= Thomas Parker (soldier, born 1753) =

United States Army general

Thomas Parker (1753–1820), was a Virginia planter and military officer who after the American Revolutionary War founded "Soldier's Retreat" plantation adjoining the Shenandoah River in what was then Frederick County but later became Clarke County, Virginia and the site of the Battle of Cool Spring during the American Civil War decades after his death.

==Early and family life==
Parker was born in 1753 to the former Mary Beale and her planter and lawyer husband, Richard Parker of "Lawfield" plantation in Westmoreland County in the colony of Virginia, who would become a judge.

==Military Career==
During the American Revolution Parker volunteered for the Patriot cause and attained the rank of captain. He participated in several battles with the 2nd Virginia Regiment and the 9th Virginia Regiment.

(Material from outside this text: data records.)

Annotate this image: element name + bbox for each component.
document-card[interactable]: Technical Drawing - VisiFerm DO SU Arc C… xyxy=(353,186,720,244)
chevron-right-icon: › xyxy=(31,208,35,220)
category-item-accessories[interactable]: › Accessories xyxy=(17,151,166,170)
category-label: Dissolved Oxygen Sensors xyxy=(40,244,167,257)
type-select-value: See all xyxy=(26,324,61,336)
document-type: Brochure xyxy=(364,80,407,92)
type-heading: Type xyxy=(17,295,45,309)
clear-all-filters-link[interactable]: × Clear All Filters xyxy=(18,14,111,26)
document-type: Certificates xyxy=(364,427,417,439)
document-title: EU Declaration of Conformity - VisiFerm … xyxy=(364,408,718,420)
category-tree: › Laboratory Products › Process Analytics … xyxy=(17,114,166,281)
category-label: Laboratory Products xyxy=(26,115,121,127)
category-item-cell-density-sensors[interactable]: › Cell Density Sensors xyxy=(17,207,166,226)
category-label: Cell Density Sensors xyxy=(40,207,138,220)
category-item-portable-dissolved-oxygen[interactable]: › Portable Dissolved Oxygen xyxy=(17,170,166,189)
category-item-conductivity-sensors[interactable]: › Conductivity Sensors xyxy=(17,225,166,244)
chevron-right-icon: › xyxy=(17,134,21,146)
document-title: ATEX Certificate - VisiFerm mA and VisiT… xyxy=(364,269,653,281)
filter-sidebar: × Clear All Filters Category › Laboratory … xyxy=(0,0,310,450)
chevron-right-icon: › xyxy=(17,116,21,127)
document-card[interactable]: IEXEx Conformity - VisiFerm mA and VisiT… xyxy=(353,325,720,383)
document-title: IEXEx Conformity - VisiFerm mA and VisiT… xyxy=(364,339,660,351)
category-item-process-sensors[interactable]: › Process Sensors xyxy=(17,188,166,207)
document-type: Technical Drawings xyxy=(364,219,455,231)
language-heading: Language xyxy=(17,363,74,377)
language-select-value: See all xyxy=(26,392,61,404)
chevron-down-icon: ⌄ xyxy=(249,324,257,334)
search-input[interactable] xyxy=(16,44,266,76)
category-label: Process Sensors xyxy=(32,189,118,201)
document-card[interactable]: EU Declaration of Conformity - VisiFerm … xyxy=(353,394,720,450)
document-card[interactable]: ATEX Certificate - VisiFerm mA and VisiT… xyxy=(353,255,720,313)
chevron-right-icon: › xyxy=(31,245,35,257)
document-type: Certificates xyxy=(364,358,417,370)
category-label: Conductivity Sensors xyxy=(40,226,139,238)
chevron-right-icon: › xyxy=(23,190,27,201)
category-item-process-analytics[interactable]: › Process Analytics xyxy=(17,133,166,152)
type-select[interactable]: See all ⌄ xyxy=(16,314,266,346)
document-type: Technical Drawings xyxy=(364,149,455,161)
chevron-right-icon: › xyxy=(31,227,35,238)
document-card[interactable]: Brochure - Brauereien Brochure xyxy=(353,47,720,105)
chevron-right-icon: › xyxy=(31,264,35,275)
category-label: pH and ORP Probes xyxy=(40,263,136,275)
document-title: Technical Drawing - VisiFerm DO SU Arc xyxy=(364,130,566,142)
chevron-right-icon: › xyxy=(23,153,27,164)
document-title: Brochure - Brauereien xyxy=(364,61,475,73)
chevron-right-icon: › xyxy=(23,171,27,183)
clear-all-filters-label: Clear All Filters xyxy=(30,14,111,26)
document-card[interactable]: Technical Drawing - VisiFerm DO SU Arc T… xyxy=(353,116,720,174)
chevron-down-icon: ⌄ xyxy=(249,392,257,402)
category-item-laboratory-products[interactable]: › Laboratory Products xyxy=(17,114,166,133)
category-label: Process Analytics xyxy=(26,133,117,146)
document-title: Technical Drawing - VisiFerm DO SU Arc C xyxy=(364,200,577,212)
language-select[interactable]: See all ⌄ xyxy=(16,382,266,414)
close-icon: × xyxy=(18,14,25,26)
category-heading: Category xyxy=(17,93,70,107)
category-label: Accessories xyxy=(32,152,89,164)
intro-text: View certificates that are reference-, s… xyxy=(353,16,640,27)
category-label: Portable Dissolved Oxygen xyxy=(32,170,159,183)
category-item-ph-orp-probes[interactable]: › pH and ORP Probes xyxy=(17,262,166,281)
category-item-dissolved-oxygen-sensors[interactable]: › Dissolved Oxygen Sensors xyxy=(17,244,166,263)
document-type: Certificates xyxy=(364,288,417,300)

He remained in the army following the conflict. By 1799, Parker had become lieutenant-colonel of the 8th Infantry Regiment, but in June 1800 was mustered out of service. He was appointed colonel of the 12th Infantry Regiment in March 1812 and served on the northern frontier under Gen. Wade Hampton as well as commanded defenses at Norfolk. He was commissioned brigadier general in March 1813, and resigned in November of the next year.

==Planter==
Parker's plantation, that he called "Soldier's Retreat" and which was later known as "the Retreat", lay at the intersection of the Leesburg Pike and the Shenandoah River, west of the Snicker's Gap. In the 1810 census, the last of his life, Parker owned 34 enslaved people. He also served as a justice of the peace (the justices jointly administering counties in that era) and helped found Wickliffe Church

==Personal life==
He married Sallie Opie in 1798. He survived her and his children.

==Death and legacy==
Parker died in Frederick County on 24 January 1820. He is buried in the cemetery of historic St. James Episcopal Church in Leesburg, Virginia. His Soldier's Retreat plantation (later simply known as "Retreat" plantation was inherited by his nephew Richard E. Parker, who had served as Lieutenant Colonel of the 35th Virginia Regiment in the War of 1812 and decades as a Jacksonian Democrat served as U.S. Senator and even later on the Virginia Court of Appeals. The plantation would be operated using enslaved labor until after the American Civil War, and was the site of the Battle of Cool Spring on July 17-18, 1864 as Union forces chased Confederate General Jubal Early from the environs of Washington, D.C. It and Wickliffe Chapel are currently on the National Register of Historic Places, with Shenandoah University maintaining part of the former plantation as an environmental education center.